Com o fim do domínio espanhol sobre Portugal em 1640, o novo rei português, D. João IV, decidiu recuperar o Nordeste brasileiro do domínio holandês. Esse período coincidiu com o descontentamento dos senhores de engenho do Nordeste brasileiro em relação aos holandeses. Nassau já havia retornado para a Holanda e, para explorar ao máximo a produção de açúcar brasileiro, a Holanda adotou inúmeras medidas impopulares, especialmente o aumento dos impostos, contrariando os interesses dos proprietários de engenho. Além disso, os holandeses cobravam constantemente as dívidas contraídas pelos produtores na época de Nassau.

 

Os senhores de engenho do Nordeste iniciaram a luta contra os holandeses, que durou cerca de dez anos. Sob a liderança dos senhores de engenho, os colonos da região foram mobilizados e travaram várias batalhas contra os holandeses. As mais importantes foram as batalhas dos Guararapes e Campina da Taborda. A expulsão definitiva dos holandeses teve início em junho de 1645, em Pernambuco, através de uma insurreição popular liderada pelo paraibano André Vidal de Negreiros, pelo senhor de engenho João Fernandes Vieira, pelo índio Felipe Camarão e pelo negro Henrique Dias. A chamada Insurreição Pernambucana chegou ao fim em 1654, libertando o Nordeste brasileiro do domínio holandês.


 

Pintura religiosa representando a cena da Batalha de Guararapes. Em primeiro plano, no canto inferior direito, um anjinho apoiando uma moldura barroca com a mão direita e apontando para as inscrições, em tinta branca com fundo escuro, com a mão esquerda. No canto superior esquerdo, a imagem de Nossa Senhora com o Menino Jesus observando a batalha.
A Batalha dos Guararapes foi travada em dois confrontos entre o exército holandês e os defensores do Império Português no Morro dos Guararapes, atual município de Jaboatão dos Guararapes, localizado na Região Metropolitana do Recife, em Pernambuco, Brasil. O primeiro confronto ocorreu em 18 e 19 de abril de 1648, e o segundo e decisivo, em 19 de fevereiro de 1649. Esse fato marcou o fim da presença holandesa no Brasil, no século XVII. 1758 autor desconhecido. (Wikimedia Commons)
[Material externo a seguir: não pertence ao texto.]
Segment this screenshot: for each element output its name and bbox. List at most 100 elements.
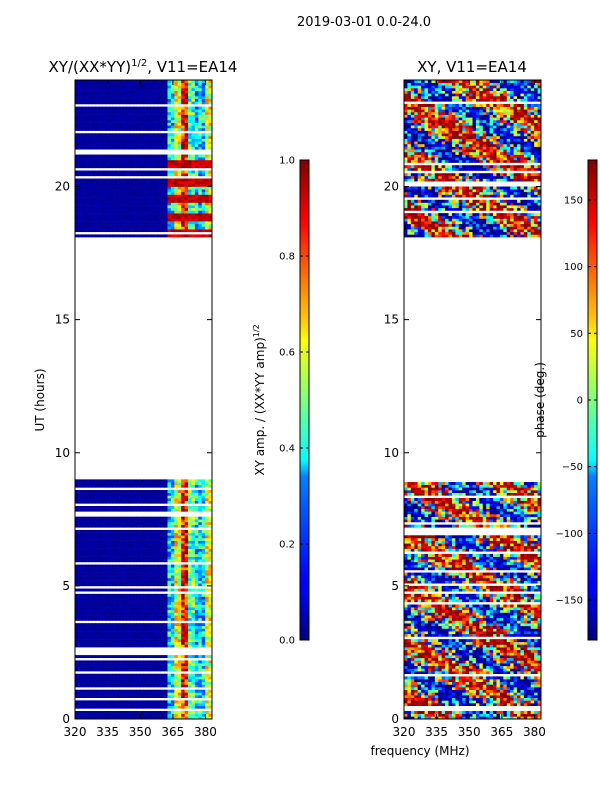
heatmap-cell bbox=[78, 495, 83, 499]
heatmap-cell bbox=[208, 705, 213, 709]
heatmap-cell bbox=[102, 655, 107, 659]
heatmap-cell bbox=[109, 713, 114, 717]
heatmap-cell bbox=[194, 716, 199, 720]
heatmap-cell bbox=[136, 599, 141, 603]
heatmap-cell bbox=[112, 87, 117, 91]
heatmap-cell bbox=[119, 713, 124, 717]
heatmap-cell bbox=[81, 612, 86, 616]
heatmap-cell bbox=[201, 716, 206, 720]
heatmap-cell bbox=[201, 506, 206, 509]
heatmap-cell bbox=[153, 498, 158, 501]
heatmap-cell bbox=[150, 194, 155, 198]
heatmap-cell bbox=[119, 665, 124, 669]
heatmap-cell bbox=[205, 575, 209, 579]
heatmap-cell bbox=[194, 87, 199, 91]
heatmap-cell bbox=[98, 713, 103, 717]
heatmap-cell bbox=[198, 665, 203, 669]
heatmap-cell bbox=[105, 593, 110, 597]
heatmap-cell bbox=[140, 119, 144, 123]
heatmap-cell bbox=[174, 628, 179, 632]
heatmap-cell bbox=[146, 226, 151, 230]
heatmap-cell bbox=[177, 519, 182, 523]
heatmap-cell bbox=[102, 583, 107, 587]
heatmap-cell bbox=[126, 205, 131, 209]
heatmap-cell bbox=[174, 668, 179, 672]
heatmap-cell bbox=[157, 695, 162, 698]
heatmap-cell bbox=[78, 226, 83, 230]
heatmap-cell bbox=[116, 532, 120, 536]
heatmap-cell bbox=[105, 199, 110, 203]
heatmap-cell bbox=[146, 218, 151, 222]
heatmap-cell bbox=[208, 516, 213, 520]
heatmap-cell bbox=[126, 575, 131, 579]
heatmap-cell bbox=[146, 633, 151, 637]
heatmap-cell bbox=[119, 660, 124, 664]
heatmap-cell bbox=[105, 135, 110, 139]
heatmap-cell bbox=[133, 226, 138, 230]
heatmap-cell bbox=[85, 508, 90, 512]
heatmap-cell bbox=[140, 125, 144, 129]
heatmap-cell bbox=[95, 577, 100, 581]
heatmap-cell bbox=[146, 98, 151, 102]
heatmap-cell bbox=[146, 572, 151, 576]
heatmap-cell bbox=[194, 202, 199, 206]
heatmap-cell bbox=[75, 191, 79, 195]
heatmap-cell bbox=[122, 615, 127, 619]
heatmap-cell bbox=[174, 700, 179, 704]
heatmap-cell bbox=[184, 191, 189, 195]
heatmap-cell bbox=[167, 173, 172, 177]
heatmap-cell bbox=[92, 205, 96, 209]
heatmap-cell bbox=[78, 482, 83, 485]
heatmap-cell bbox=[177, 673, 182, 677]
heatmap-cell bbox=[164, 588, 168, 592]
heatmap-cell bbox=[170, 572, 175, 576]
heatmap-cell bbox=[150, 543, 155, 547]
heatmap-cell bbox=[143, 681, 148, 685]
heatmap-cell bbox=[133, 532, 138, 536]
heatmap-cell bbox=[174, 157, 179, 161]
heatmap-cell bbox=[205, 599, 209, 603]
heatmap-cell bbox=[167, 226, 172, 230]
heatmap-cell bbox=[88, 197, 93, 201]
heatmap-cell bbox=[95, 498, 100, 501]
heatmap-cell bbox=[105, 679, 110, 683]
heatmap-cell bbox=[181, 138, 185, 142]
heatmap-cell bbox=[140, 703, 144, 706]
heatmap-cell bbox=[198, 543, 203, 547]
heatmap-cell bbox=[188, 564, 192, 568]
heatmap-cell bbox=[188, 199, 192, 203]
heatmap-cell bbox=[160, 215, 165, 219]
heatmap-cell bbox=[174, 676, 179, 680]
heatmap-cell bbox=[109, 495, 114, 499]
heatmap-cell bbox=[201, 194, 206, 198]
heatmap-cell bbox=[146, 498, 151, 501]
heatmap-cell bbox=[112, 711, 117, 714]
heatmap-cell bbox=[150, 106, 155, 110]
heatmap-cell bbox=[109, 141, 114, 145]
heatmap-cell bbox=[164, 119, 168, 123]
heatmap-cell bbox=[164, 234, 168, 238]
heatmap-cell bbox=[146, 109, 151, 113]
heatmap-cell bbox=[143, 535, 148, 539]
heatmap-cell bbox=[92, 628, 96, 632]
heatmap-cell bbox=[129, 545, 134, 549]
heatmap-cell bbox=[133, 125, 138, 129]
heatmap-cell bbox=[188, 178, 192, 182]
heatmap-cell bbox=[140, 599, 144, 603]
heatmap-cell bbox=[188, 625, 192, 629]
heatmap-cell bbox=[129, 601, 134, 605]
heatmap-cell bbox=[92, 663, 96, 667]
heatmap-cell bbox=[88, 85, 93, 89]
heatmap-cell bbox=[188, 490, 192, 493]
heatmap-cell bbox=[109, 607, 114, 611]
heatmap-cell bbox=[167, 604, 172, 608]
heatmap-cell bbox=[157, 189, 162, 193]
heatmap-cell bbox=[157, 146, 162, 150]
heatmap-cell bbox=[167, 631, 172, 635]
heatmap-cell bbox=[208, 553, 213, 557]
heatmap-cell bbox=[184, 519, 189, 523]
heatmap-cell bbox=[116, 524, 120, 528]
heatmap-cell bbox=[133, 194, 138, 198]
heatmap-cell bbox=[184, 692, 189, 696]
heatmap-cell bbox=[126, 80, 131, 83]
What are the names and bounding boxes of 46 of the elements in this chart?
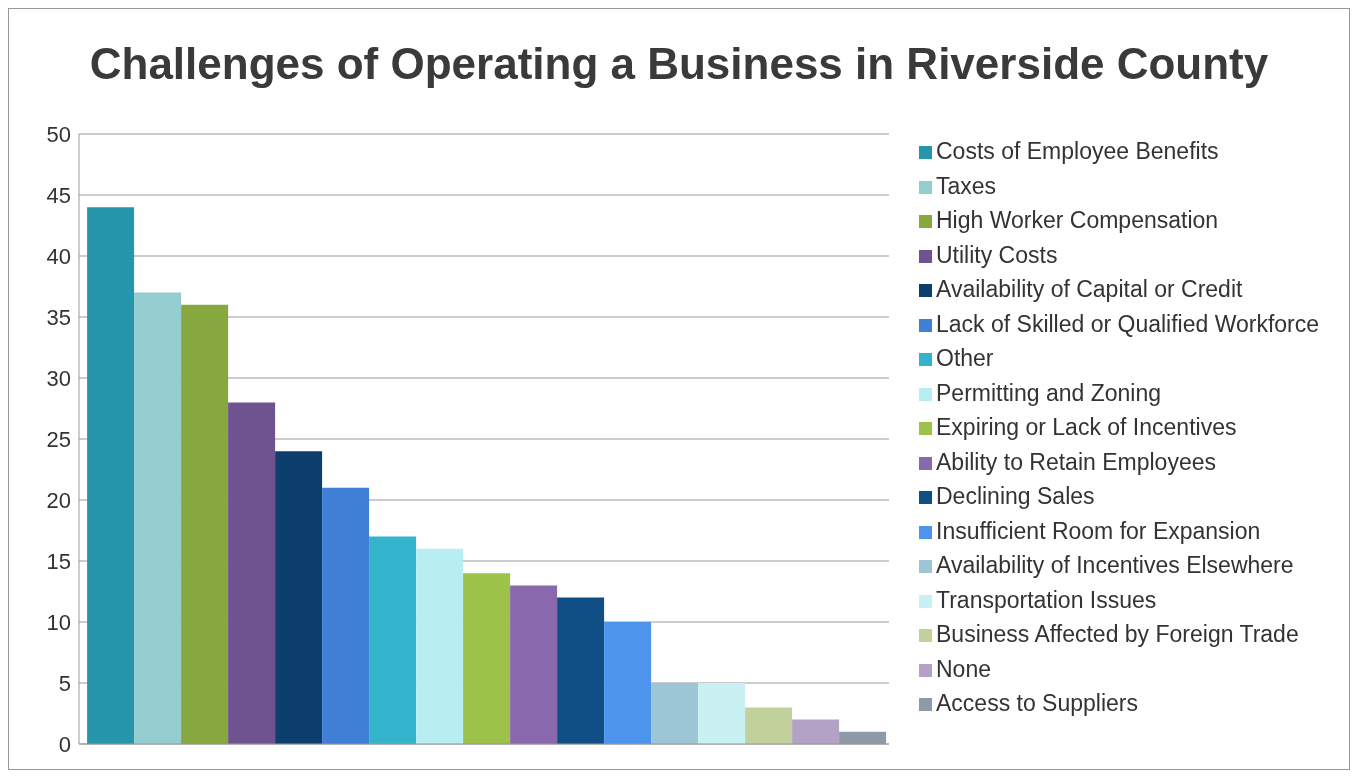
legend-label: Declining Sales [936, 483, 1095, 509]
y-tick-label: 20 [46, 487, 71, 513]
bar [181, 304, 229, 744]
bar [87, 207, 135, 744]
legend-label: Transportation Issues [936, 586, 1157, 613]
bar [510, 585, 558, 744]
y-tick-label: 15 [46, 548, 71, 574]
bar [839, 731, 887, 744]
bar [463, 573, 511, 744]
bar [792, 719, 840, 744]
bar [604, 622, 652, 744]
legend-label: Expiring or Lack of Incentives [936, 414, 1237, 440]
bar [228, 402, 276, 744]
bar [369, 536, 417, 744]
legend-label: Availability of Capital or Credit [936, 276, 1243, 302]
bar [698, 683, 746, 744]
bar [651, 683, 699, 744]
bar [557, 597, 605, 744]
y-tick-label: 5 [58, 670, 71, 696]
y-tick-label: 25 [46, 426, 71, 452]
legend-label: Ability to Retain Employees [936, 448, 1216, 475]
bar [745, 707, 793, 744]
legend-label: Costs of Employee Benefits [936, 138, 1219, 164]
legend-label: High Worker Compensation [936, 207, 1219, 233]
y-tick-label: 30 [46, 365, 71, 391]
y-tick-label: 10 [46, 609, 71, 635]
legend-label: Taxes [936, 172, 997, 199]
y-tick-label: 45 [46, 182, 71, 208]
legend-label: Lack of Skilled or Qualified Workforce [936, 310, 1320, 337]
legend-label: Insufficient Room for Expansion [936, 517, 1261, 544]
bar [416, 548, 464, 744]
legend-label: Permitting and Zoning [936, 379, 1162, 406]
legend-label: None [936, 655, 991, 682]
bar [322, 487, 370, 744]
chart-title: Challenges of Operating a Business in Riverside County [88, 38, 1270, 90]
legend-label: Access to Suppliers [936, 690, 1138, 716]
y-tick-label: 50 [46, 121, 71, 147]
legend-label: Business Affected by Foreign Trade [936, 621, 1299, 647]
legend-label: Utility Costs [936, 241, 1058, 268]
y-tick-label: 40 [46, 243, 71, 269]
bar [275, 451, 323, 744]
y-tick-label: 0 [58, 731, 71, 757]
y-tick-label: 35 [46, 304, 71, 330]
legend-label: Availability of Incentives Elsewhere [936, 552, 1294, 578]
legend-label: Other [936, 345, 994, 371]
bar [134, 292, 182, 744]
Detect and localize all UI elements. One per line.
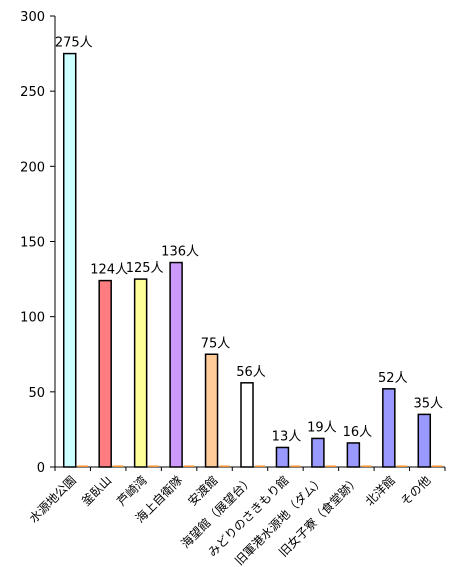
data-label: 136人 [161, 245, 199, 260]
category-label: 釜臥山 [78, 473, 114, 509]
chart-axes: 0 50 100 150 200 250 300 [20, 10, 446, 476]
bar [204, 353, 219, 468]
bar [133, 278, 148, 468]
bar [240, 382, 254, 468]
data-label: 13人 [272, 429, 302, 444]
y-tick-label: 200 [20, 160, 45, 175]
data-label: 35人 [413, 396, 443, 411]
y-tick-label: 300 [20, 10, 45, 25]
bar [62, 52, 77, 468]
category-label: 北洋館 [362, 473, 398, 509]
data-label: 19人 [307, 420, 337, 435]
y-tick-label: 250 [20, 85, 45, 100]
data-label: 56人 [236, 365, 266, 380]
chart-labels: 275人水源地公園124人釜臥山125人芦崎湾136人海上自衛隊75人安渡館56… [27, 36, 444, 567]
category-label: その他 [398, 473, 433, 508]
y-tick-label: 0 [37, 461, 45, 476]
bar [382, 388, 396, 468]
data-label: 16人 [343, 425, 373, 440]
bar [417, 413, 432, 468]
y-tick-label: 50 [28, 386, 45, 401]
y-tick-label: 150 [20, 236, 45, 251]
category-label: 水源地公園 [27, 473, 79, 525]
data-label: 275人 [55, 36, 93, 51]
data-label: 124人 [90, 263, 128, 278]
y-tick-label: 100 [20, 311, 45, 326]
bar [169, 261, 183, 468]
bar [275, 446, 290, 468]
data-label: 125人 [126, 261, 164, 276]
bar [311, 437, 325, 468]
bar [98, 279, 112, 468]
data-label: 52人 [378, 371, 408, 386]
chart-bars [62, 52, 443, 468]
bar [346, 442, 361, 468]
data-label: 75人 [201, 336, 231, 351]
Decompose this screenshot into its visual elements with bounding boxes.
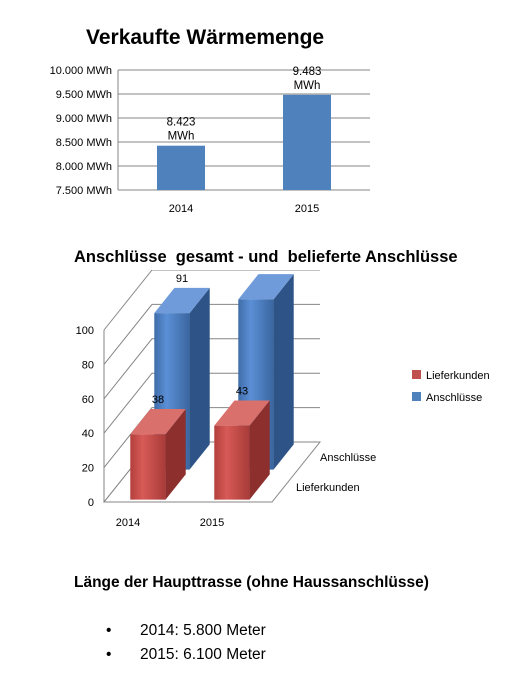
x-tick-label: 2014: [169, 203, 193, 215]
bar-side: [273, 274, 294, 470]
bar-side: [189, 287, 210, 470]
data-label: 99: [260, 270, 272, 271]
chart2-plot: 0 20 40 60 80 100 Anschlüsse Lieferkunden 91 99 38…: [76, 270, 490, 529]
legend-swatch: [412, 370, 421, 379]
x-tick-label: 2014: [116, 517, 140, 529]
y-tick-label: 0: [88, 497, 94, 509]
bar-side: [249, 400, 270, 500]
data-label: 38: [152, 394, 164, 406]
list-item-text: 2014: 5.800 Meter: [140, 622, 266, 639]
bar: [283, 94, 331, 190]
data-label-unit: MWh: [294, 80, 321, 92]
bar: [214, 425, 250, 500]
y-tick-label: 80: [82, 359, 94, 371]
y-tick-label: 9.000 MWh: [56, 113, 112, 125]
legend-swatch: [412, 392, 421, 401]
x-tick-label: 2015: [295, 203, 319, 215]
bar-top: [214, 400, 270, 426]
pipeline-length-list: • 2014: 5.800 Meter • 2015: 6.100 Meter: [106, 619, 266, 667]
bar: [130, 434, 166, 500]
data-label: 43: [236, 385, 248, 397]
bullet-icon: •: [106, 622, 112, 639]
bar-side: [165, 409, 186, 500]
bar-top: [154, 287, 210, 314]
data-label: 9.483: [293, 66, 322, 78]
bar-top: [130, 409, 186, 435]
chart1-plot: 7.500 MWh 8.000 MWh 8.500 MWh 9.000 MWh 9.50…: [50, 65, 370, 215]
y-tick-label: 10.000 MWh: [50, 65, 112, 77]
data-label: 91: [176, 273, 188, 285]
y-tick-label: 7.500 MWh: [56, 185, 112, 197]
gridline: [103, 270, 320, 331]
list-item: • 2015: 6.100 Meter: [106, 643, 266, 667]
data-label-unit: MWh: [168, 131, 195, 143]
y-tick-label: 20: [82, 463, 94, 475]
y-tick-label: 60: [82, 394, 94, 406]
list-item: • 2014: 5.800 Meter: [106, 619, 266, 643]
legend-label: Anschlüsse: [426, 392, 482, 404]
bar: [157, 145, 205, 190]
y-tick-label: 40: [82, 428, 94, 440]
chart2-title: Anschlüsse gesamt - und belieferte Ansch…: [74, 248, 458, 266]
bar-top: [238, 274, 294, 300]
y-tick-label: 9.500 MWh: [56, 89, 112, 101]
depth-axis-label: Anschlüsse: [320, 452, 376, 464]
data-label: 8.423: [167, 117, 196, 129]
chart1-title: Verkaufte Wärmemenge: [86, 26, 325, 49]
bullet-icon: •: [106, 646, 112, 663]
legend-label: Lieferkunden: [426, 370, 490, 382]
x-tick-label: 2015: [200, 517, 224, 529]
y-tick-label: 8.000 MWh: [56, 161, 112, 173]
list-item-text: 2015: 6.100 Meter: [140, 646, 266, 663]
depth-axis-label: Lieferkunden: [296, 482, 360, 494]
y-tick-label: 100: [76, 325, 94, 337]
pipeline-length-heading: Länge der Haupttrasse (ohne Haussanschlü…: [74, 574, 429, 591]
y-tick-label: 8.500 MWh: [56, 137, 112, 149]
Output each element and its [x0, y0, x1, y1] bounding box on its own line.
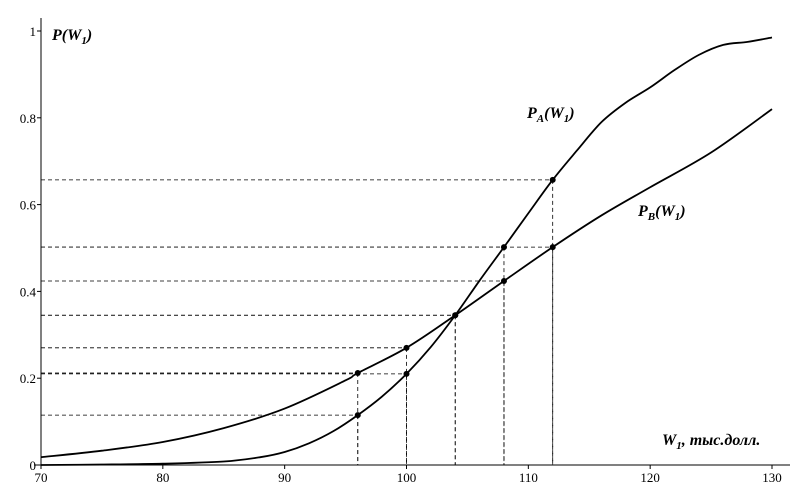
label-part: P — [637, 203, 648, 220]
x-tick-label: 120 — [640, 470, 660, 485]
label-part: ) — [567, 105, 574, 122]
label-part: , тыс.долл. — [681, 432, 761, 449]
label-part: W — [662, 432, 678, 449]
y-tick-label: 0.6 — [20, 198, 37, 213]
label-part: P(W — [51, 27, 83, 44]
y-tick-label: 0.4 — [20, 284, 37, 299]
series-label: PA(W1) — [526, 105, 575, 125]
x-tick-label: 130 — [762, 470, 782, 485]
x-tick-label: 80 — [156, 470, 169, 485]
subscript: B — [647, 211, 655, 223]
marker — [500, 277, 507, 284]
series-label: PB(W1) — [637, 203, 686, 223]
subscript: A — [536, 113, 544, 125]
y-tick-label: 0 — [30, 458, 37, 473]
label-part: (W — [655, 203, 676, 220]
y-tick-label: 0.8 — [20, 111, 36, 126]
label-part: (W — [544, 105, 565, 122]
x-tick-label: 100 — [397, 470, 417, 485]
x-tick-label: 70 — [35, 470, 48, 485]
marker — [549, 176, 556, 183]
x-axis-label: W1, тыс.долл. — [662, 432, 760, 452]
marker — [452, 312, 459, 319]
subscript: 1 — [676, 440, 682, 452]
curve — [40, 36, 773, 466]
marker — [403, 344, 410, 351]
y-axis-label: P(W1) — [51, 27, 92, 47]
subscript: 1 — [564, 113, 570, 125]
label-part: ) — [678, 203, 685, 220]
subscript: 1 — [81, 35, 87, 47]
subscript: 1 — [675, 211, 681, 223]
y-tick-label: 1 — [30, 24, 37, 39]
y-tick-label: 0.2 — [20, 371, 36, 386]
label-part: ) — [85, 27, 92, 44]
label-part: P — [526, 105, 537, 122]
x-tick-label: 90 — [278, 470, 291, 485]
marker — [549, 244, 556, 251]
marker — [403, 370, 410, 377]
x-tick-label: 110 — [519, 470, 538, 485]
marker — [354, 369, 361, 376]
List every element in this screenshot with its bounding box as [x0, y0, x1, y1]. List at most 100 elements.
A expulsão dos holandeses teve um impacto negativo sobre a economia colonial. Durante o período em que estiveram no Nordeste, os holandeses tomaram conhecimento de todo o ciclo da produção do açúcar e aprimoraram os aspectos técnicos e organizacionais do empreendimento. Quando foram expulsos do Brasil, dirigiram-se para as Antilhas, na região da América Central, e lá aplicaram seus conhecimentos, tornando o açúcar das Antilhas mais rentável e de melhor qualidade do que o brasileiro, levando ao fim do ciclo da cana-de-açúcar no Brasil.